Newfoundland and Labrador's chief medical officer is warning people who have eaten or handled contaminated fruit to get vaccinated within 14 days. 

David Allison told CBC Radio's St. John's Morning Show "it came at no particular surprise" to hear that frozen fruit sold at some Costco stores was linked to hepatitis A.

"With food coming from all around the world, that can certainly be a problem."

The Canadian Food Inspection Agency issued a recall on Nature's Touch Organic Berry Cherry Blend, a frozen product with best before dates up to and including March 16, 2018.

Allison said that one person in the province has contracted hepatitis as a result, but no other cases have been found. Twelve other cases have been identified in provinces across Canada. 

"Obviously we have concerns and so if people do have symptoms of hepatitis, they should see their doctor. There's a blood test that can be done to check it out," he said. 

The CFIA has issued a recall for Nature's Touch Organic Cherry Berry Blend with best-before dates up to and including March 15, 2018. (Canadian Food Inspection Agency)

Allison said jaundice usually presents itself in teenagers and adults who have contracted the disease.

"Your eyes and skin turn yellow, you feel pretty sick and that may last for a couple of weeks before it settles down," he described. 

Children with hepatitis, however, generally present minimal symptoms.

Anybody that has been eating or preparing food with the berries is probably at the greatest risk.- David Allison

 According to Costco, approximately 1,600 households in the province have purchased the product.

"Anybody that has been eating or preparing food with the berries is probably at the greatest risk," said Allison. 

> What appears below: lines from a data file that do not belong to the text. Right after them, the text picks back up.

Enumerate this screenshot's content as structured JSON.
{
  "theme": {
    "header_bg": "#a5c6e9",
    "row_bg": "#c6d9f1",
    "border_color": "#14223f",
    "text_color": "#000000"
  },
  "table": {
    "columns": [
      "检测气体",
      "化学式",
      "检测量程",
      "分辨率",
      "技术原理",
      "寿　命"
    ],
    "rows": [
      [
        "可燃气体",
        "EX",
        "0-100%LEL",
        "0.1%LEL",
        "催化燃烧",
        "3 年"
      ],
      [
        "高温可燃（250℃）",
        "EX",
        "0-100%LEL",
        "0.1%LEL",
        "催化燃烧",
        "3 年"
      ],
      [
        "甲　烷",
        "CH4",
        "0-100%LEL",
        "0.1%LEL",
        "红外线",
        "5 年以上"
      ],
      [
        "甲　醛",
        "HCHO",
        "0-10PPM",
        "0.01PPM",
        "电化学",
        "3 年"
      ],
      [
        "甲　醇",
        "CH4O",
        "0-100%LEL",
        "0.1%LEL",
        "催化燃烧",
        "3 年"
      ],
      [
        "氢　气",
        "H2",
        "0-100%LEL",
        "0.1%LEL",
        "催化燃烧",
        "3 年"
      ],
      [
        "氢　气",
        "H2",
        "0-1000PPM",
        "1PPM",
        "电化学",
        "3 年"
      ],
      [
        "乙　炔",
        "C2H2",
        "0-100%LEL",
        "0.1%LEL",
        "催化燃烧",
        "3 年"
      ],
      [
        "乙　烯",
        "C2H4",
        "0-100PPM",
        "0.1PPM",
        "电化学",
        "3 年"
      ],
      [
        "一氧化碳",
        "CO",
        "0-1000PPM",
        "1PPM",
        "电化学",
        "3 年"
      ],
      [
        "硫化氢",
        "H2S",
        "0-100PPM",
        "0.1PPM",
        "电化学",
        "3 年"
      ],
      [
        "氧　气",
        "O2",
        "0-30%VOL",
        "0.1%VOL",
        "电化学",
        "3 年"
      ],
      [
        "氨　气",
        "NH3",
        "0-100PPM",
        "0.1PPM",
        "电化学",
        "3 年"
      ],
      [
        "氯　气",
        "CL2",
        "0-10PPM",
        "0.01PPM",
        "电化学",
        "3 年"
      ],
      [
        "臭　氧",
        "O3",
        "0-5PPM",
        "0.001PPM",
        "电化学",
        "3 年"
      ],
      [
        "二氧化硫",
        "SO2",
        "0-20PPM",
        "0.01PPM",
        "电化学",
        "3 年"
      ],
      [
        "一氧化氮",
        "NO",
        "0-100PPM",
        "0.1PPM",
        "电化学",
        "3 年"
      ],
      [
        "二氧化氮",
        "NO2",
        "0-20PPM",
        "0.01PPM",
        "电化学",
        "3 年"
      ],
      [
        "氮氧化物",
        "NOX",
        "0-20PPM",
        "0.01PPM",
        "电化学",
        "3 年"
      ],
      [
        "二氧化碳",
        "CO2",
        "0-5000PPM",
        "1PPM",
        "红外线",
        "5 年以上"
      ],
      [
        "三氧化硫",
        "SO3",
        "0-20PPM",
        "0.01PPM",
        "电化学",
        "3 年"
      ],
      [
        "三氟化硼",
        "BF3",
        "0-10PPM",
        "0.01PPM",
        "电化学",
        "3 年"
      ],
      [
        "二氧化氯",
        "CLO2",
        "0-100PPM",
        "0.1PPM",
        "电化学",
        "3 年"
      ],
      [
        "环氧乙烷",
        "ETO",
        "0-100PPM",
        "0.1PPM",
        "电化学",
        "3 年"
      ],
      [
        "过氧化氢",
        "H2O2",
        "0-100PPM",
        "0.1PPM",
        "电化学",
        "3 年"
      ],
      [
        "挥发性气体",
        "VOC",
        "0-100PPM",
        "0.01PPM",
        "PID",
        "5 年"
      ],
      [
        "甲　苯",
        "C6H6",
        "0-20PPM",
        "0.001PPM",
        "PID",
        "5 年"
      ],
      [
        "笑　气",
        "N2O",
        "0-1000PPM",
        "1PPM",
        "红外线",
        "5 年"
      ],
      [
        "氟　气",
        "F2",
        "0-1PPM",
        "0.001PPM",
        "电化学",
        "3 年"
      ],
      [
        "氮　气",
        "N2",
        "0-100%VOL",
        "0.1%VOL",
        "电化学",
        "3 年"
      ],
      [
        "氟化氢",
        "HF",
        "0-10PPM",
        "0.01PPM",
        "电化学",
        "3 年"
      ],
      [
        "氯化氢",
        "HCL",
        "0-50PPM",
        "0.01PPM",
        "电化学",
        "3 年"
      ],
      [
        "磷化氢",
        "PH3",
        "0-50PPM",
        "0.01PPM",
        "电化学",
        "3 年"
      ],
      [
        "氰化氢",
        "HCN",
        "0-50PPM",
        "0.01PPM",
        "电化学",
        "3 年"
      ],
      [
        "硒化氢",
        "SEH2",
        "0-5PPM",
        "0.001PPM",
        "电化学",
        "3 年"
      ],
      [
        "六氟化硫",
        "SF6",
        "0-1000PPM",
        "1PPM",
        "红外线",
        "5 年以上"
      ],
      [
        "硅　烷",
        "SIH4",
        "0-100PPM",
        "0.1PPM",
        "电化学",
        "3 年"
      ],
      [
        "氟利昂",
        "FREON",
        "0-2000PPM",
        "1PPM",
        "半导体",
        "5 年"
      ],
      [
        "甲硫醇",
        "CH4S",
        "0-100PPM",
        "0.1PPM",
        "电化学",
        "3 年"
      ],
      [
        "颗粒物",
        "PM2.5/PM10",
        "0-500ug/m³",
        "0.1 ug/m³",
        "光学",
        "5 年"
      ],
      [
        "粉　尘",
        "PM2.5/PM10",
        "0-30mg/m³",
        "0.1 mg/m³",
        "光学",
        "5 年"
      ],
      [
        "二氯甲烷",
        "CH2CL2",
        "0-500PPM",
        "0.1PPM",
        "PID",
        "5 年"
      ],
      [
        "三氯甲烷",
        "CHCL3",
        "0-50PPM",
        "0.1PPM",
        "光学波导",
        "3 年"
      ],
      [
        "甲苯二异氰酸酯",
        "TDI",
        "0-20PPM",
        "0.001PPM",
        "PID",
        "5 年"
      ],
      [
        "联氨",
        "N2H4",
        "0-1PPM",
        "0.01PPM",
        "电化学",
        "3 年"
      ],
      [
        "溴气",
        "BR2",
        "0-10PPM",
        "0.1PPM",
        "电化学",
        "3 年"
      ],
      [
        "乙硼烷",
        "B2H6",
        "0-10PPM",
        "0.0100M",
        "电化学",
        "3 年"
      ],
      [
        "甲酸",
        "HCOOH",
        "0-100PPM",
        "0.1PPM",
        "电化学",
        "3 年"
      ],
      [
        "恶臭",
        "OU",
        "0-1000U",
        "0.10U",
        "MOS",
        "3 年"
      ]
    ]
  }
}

Hepatitis is often transmitted before symptoms appear so Allison said clean work surfaces and clean hands can prevent a potential spread. 

While vaccines "aren't easy to come by," Costco is offering post-exposure immunization to those who have come into contact with the berries.

Allison said it's important to note that immunization is only effective within the first 14 days of contact. 

Corrections

  • A prior version of this story incorrectly said David Allison works for Eastern Health. He is the chief medical officer for Newfoundland and Labrador.